Herrick Chapman, professeur d’histoire contemporaine à New York University et éditeur de la revue French Politics, Culture and Society, décrit les tensions ou les convergences entre expertise administrative et participation démocratique, en particulier des femmes. Le livre montre que le renforcement de la place de l’État-nation en France n’est pas sorti immédiatement et sans opposition du célèbre programme du Conseil national de la Résistance, et avance que tant l’ampleur du pouvoir technocratique que les formes d’opposition à ce pouvoir « modernisateur », les manifestations massives, sont devenues des caractéristiques françaises à la suite de la Guerre d’Algérie.
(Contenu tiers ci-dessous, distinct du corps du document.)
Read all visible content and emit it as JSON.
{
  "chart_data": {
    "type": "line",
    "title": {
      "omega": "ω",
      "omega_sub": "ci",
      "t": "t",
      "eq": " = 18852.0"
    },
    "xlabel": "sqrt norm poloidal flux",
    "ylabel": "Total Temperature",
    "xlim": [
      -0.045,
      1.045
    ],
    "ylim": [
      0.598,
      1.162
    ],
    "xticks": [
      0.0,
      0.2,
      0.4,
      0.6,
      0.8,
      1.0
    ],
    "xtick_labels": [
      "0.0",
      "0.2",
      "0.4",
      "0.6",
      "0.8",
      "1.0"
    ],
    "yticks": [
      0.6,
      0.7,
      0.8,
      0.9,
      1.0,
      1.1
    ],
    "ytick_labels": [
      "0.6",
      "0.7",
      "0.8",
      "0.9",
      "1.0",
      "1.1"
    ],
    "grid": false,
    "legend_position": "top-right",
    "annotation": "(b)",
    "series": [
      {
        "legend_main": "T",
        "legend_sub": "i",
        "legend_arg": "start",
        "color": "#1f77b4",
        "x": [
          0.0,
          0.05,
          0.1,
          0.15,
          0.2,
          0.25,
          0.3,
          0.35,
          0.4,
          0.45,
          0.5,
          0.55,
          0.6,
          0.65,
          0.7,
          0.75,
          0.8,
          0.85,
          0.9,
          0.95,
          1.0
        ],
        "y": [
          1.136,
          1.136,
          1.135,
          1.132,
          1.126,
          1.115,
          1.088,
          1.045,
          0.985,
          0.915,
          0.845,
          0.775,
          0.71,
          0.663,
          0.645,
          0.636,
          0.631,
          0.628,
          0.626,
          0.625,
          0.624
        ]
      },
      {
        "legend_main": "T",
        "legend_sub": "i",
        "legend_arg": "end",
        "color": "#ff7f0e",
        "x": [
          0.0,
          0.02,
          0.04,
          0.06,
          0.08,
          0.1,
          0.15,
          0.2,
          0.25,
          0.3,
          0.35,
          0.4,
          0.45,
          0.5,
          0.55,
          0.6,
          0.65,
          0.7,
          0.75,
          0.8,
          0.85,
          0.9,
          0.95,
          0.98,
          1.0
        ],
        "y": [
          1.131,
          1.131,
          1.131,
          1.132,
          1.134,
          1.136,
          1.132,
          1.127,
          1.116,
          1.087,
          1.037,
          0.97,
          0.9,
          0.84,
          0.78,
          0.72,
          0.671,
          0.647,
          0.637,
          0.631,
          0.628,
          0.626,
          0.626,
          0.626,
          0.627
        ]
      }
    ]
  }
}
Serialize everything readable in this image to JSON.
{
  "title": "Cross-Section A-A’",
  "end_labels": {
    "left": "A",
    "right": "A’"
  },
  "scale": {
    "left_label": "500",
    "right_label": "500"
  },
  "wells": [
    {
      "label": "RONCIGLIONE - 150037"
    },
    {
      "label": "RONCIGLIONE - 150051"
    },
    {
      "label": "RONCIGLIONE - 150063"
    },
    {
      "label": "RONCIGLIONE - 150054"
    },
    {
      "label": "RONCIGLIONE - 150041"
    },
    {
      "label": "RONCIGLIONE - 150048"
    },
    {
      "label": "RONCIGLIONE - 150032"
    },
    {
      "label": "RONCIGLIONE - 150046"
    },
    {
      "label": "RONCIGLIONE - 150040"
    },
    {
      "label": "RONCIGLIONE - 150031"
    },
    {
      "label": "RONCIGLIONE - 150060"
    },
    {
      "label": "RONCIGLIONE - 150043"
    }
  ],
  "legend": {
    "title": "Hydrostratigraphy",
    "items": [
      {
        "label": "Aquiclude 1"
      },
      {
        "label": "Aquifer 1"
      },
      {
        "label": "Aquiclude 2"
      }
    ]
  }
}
La rénovation de la République

Fidèles au sous-titre du livre, à la recherche de la République moderne (“In search of the modern republic”), les premiers chapitres de l’ouvrage décrivent la rénovation des règles et des institutions républicaines sous l’influence des figures illustres du Conseil d’État et du parti communiste (Alexandre Parodi et Ambroise Croizat), puis du couple paradoxal constitué de Pierre Mendès France et Michel Debré.

Chapman revient d’abord sur les limites de l’épuration et de la légitimation de l’État par le haut (« la plupart du personnel administratif resta en place, plus qu’en 1940 ou après les révolutions du XIXe siècle », p. 24) et par le bas avec les exigences populaires de nationalisations.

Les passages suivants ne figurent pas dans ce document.